Merlin Wiedeking, CEO at Nodwin Gaming International, expects further interest in South Africa as broadband proliferates and data costs come down. The company targets the key 16-30 age group, which appeals to advertisers.
“Africa’s such a large continent with so many people, and so many opportunities,” says Wiedeking. “Sure there’s economic challenges, but we could never understand why nobody’s trying to come in and do something with the industry, but that’s now what we’re trying to do”.
Tournaments are streamed on Facebook, Twitch and YouTube, or sold as media rights to traditional broadcasters, with sponsorship from large multinationals like Coca-Cola and RedBull. Ginx Esports TV, an international, multi-language TV channel, features on the sub-Saharan satellite platform DStv.
The direction of travel is encouraging for the industry, but rights packages remain small compared to traditional sports. Those grinding away behind the scenes caution that revenue streams are in their infancy.
Furthermore, slow broadband speeds, the high cost of data and the relatively expensive cost of consoles and games stand as significant barriers to growth on the continent, particularly outside South Africa. The speed between a player’s computer or mobile device and the game server can prove crucial in tight contests, hampering the ability of African gamers to compete on a level playing field with international rivals.
This competitive disadvantage forces African gaming talent like South Africa’s Bravado Gaming team to travel abroad for competitions and qualification tournaments. The team, which competes in Counter-Strike: Global Offensive competitions, has moved from 188th to 18th in the world rankings.
The industry is beginning to offer solutions to address the problem. Last year, video games publisher Ubisoft, maker of Rainbow Six Siege, brought servers online in South Africa, allowing local gamers to compete on a more even footing against players in Tokyo, London and New York.

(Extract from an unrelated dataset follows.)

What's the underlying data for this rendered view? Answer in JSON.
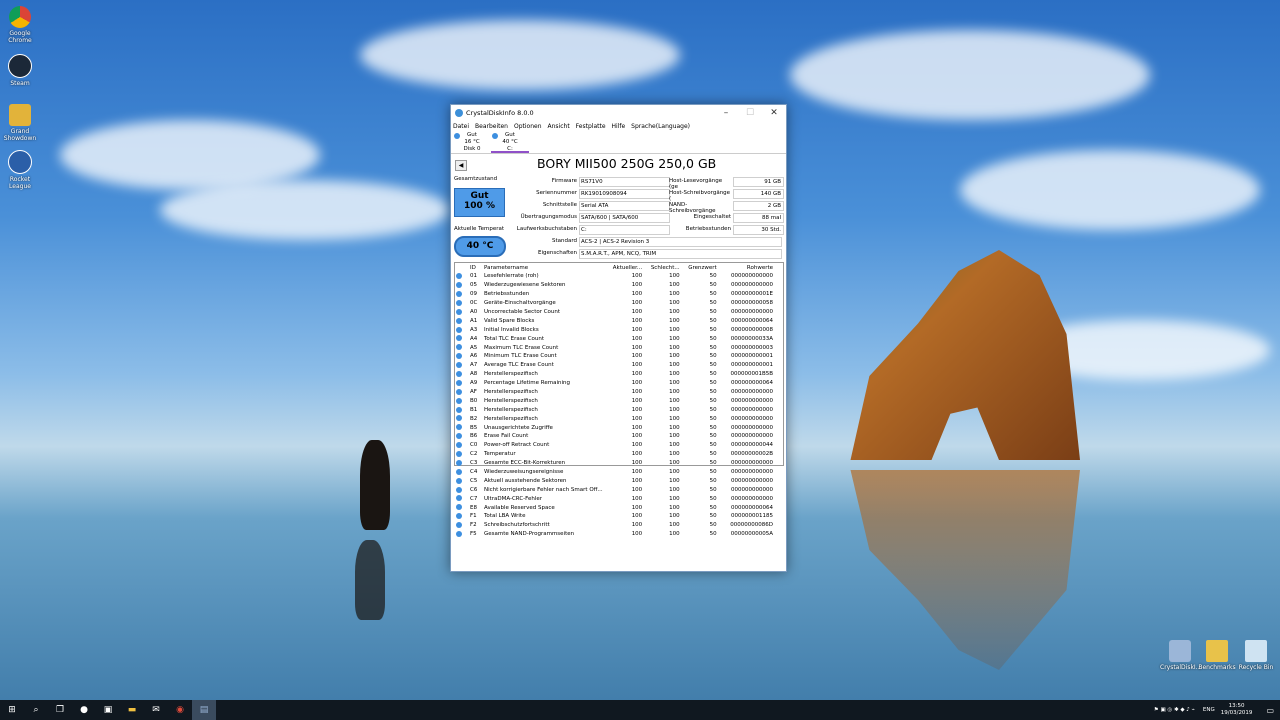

With the South African video games market expected to grow to R5.44bn ($292m) in 2023, according to Statista, a deep reservoir of eSport players and fans is being cultivated in the country. The boom has created a new class of celebrity “athletes” capable of endorsing products to a young, wealthy demographic. Some of the world’s top eSport celebrities earn seven figures, and travel with sports psychologists, physios, and professional masseuses.
Since eSports is still in its infancy in Africa, firms can dip their toes into the market to capitalise on changing customer tastes, according to Futuresource’s Garrard.
“This soon-to-be hotbed will become a lot more competitive very quickly, evidenced by the cultural transition amongst young people from wanting the same football boots as David Beckham, to having the same headset as gamers Ninja or PewDiePie.”